Peu de jours après cette alerte, nous causions, Mme de J… et moi, dans un boudoir où nous avions l’habitude de nous réunir avant les repas, quand la porte s’ouvrit, livrant passage à la comtesse : elle tenait une lettre à la main, et son visage, plus pâle que d’habitude, portait l’empreinte d’une profonde tristesse.

— Mon Dieu ! m’écriai-je, chère contessina, quel air solennel avez-vous ? Sommes-nous condamnés au knout, ou les Russes nous réserveraient-ils les honneurs de la cravate de chanvre ?

La jeune femme ne répondit pas immédiatement à ma lugubre plaisanterie. Elle vint s’asseoir auprès de moi.

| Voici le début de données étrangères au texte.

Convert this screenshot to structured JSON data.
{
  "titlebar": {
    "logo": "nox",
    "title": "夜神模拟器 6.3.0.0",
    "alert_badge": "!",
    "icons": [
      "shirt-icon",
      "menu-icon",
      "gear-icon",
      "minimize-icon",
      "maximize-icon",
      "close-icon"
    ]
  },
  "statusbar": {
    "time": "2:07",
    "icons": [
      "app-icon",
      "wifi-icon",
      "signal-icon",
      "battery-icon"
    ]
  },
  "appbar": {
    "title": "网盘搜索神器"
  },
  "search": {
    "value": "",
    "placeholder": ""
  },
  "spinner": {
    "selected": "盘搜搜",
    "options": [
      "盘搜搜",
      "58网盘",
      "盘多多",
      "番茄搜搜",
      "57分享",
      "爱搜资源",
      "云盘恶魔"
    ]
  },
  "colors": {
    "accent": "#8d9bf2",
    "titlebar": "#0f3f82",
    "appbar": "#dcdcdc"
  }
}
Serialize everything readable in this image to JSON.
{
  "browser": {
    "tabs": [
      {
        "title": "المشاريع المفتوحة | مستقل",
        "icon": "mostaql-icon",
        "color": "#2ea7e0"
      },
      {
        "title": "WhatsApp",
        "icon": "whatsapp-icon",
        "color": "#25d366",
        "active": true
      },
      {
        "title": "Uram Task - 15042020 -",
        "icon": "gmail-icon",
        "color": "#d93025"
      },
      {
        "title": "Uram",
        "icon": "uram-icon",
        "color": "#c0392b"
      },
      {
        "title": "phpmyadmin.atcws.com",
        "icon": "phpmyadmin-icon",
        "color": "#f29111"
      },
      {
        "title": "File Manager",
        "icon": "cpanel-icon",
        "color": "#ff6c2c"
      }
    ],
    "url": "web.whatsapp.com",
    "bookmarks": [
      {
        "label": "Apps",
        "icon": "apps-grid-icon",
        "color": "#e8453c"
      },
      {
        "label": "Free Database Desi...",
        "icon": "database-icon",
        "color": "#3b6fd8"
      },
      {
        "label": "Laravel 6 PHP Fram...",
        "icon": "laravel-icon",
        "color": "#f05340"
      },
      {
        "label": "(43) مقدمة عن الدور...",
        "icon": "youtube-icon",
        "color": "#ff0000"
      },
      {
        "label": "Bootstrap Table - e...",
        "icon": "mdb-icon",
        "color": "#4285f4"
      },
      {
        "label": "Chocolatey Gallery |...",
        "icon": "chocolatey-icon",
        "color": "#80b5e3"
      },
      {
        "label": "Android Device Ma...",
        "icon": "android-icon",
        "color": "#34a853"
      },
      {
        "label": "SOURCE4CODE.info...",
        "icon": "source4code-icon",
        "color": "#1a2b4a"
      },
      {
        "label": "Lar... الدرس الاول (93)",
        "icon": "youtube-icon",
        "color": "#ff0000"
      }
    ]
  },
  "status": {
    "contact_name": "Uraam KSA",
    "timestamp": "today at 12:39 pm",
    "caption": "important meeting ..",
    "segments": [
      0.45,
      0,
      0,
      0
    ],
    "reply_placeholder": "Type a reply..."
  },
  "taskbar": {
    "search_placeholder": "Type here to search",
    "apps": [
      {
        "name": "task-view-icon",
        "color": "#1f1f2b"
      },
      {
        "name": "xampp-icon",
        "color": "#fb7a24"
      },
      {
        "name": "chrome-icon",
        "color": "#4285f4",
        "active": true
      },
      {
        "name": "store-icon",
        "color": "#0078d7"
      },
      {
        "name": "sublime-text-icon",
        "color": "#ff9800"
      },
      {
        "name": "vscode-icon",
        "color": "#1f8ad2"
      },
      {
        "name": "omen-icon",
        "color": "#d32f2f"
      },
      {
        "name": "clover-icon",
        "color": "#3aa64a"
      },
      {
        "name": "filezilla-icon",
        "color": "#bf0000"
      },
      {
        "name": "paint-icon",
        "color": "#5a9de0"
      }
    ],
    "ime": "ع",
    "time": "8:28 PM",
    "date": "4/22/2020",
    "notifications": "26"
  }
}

— Tony, me dit-elle enfin après un assez long silence, je viens, bien malgré moi, de me rendre coupable d’une indiscrétion. Un domestique, que j’avais envoyé à la poste dans l’espoir d’avoir une lettre de mon mari, m’a rapporté celle-ci, et, emportée par ma vivacité, je l’ai ouverte sans en lire auparavant l’adresse, persuadée qu’elle était pour moi et me venait d’Arthur.

— Eh bien ! Madame ?

— Eh bien, cette lettre est de votre famille qui, craignant pour vous les suites de cette insurrection, vous rappelle en France.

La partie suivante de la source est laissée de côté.